The number of jobless foreign visitors to Hello Work Hamamatsu has increased markedly this year. The total number of job inquiries by foreigners last fiscal year was 3,307 — a monthly average of 276. This fiscal year, however, that figure has grown to a total of 2,726 in the six months until September — a monthly average of 454 — which is a 1.6-fold increase from the previous year. The number of visitors in September alone was 534.
Meanwhile, Tokyo’s Waseda University is extending tuition payment deadlines for students from countries suffering the worst from the financial crisis:
The major private university in Tokyo said 339 students from South Korea, for instance, have tuition payments in arrears, although the total includes those who had failed to make payments before the financial crisis started biting.
The South Korean won has depreciated particularly sharply against the Japanese yen, which makes yen-denominated payments more difficult for them. The university said it polled around 100 South Korean students and many of them said they have difficulty making ends meet and honoring tuition payments.
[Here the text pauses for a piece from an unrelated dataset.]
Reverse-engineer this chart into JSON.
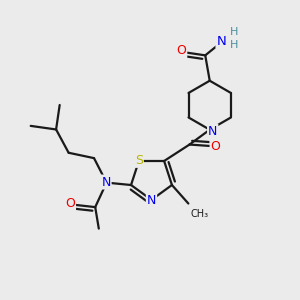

Also eligible for the extended deadlines are two students from Iceland, a country reeling from a massive outflow of bank deposits as the banking sector has collapsed.
Bad as the economy may be, it hasn’t lessened the demand for nurses. Kyodo News reports that hundreds of Filipino nurses and caregivers are preparing to come to Japan next year as part of a special program under the new Japan-Philippines Economic Partnership Agreement.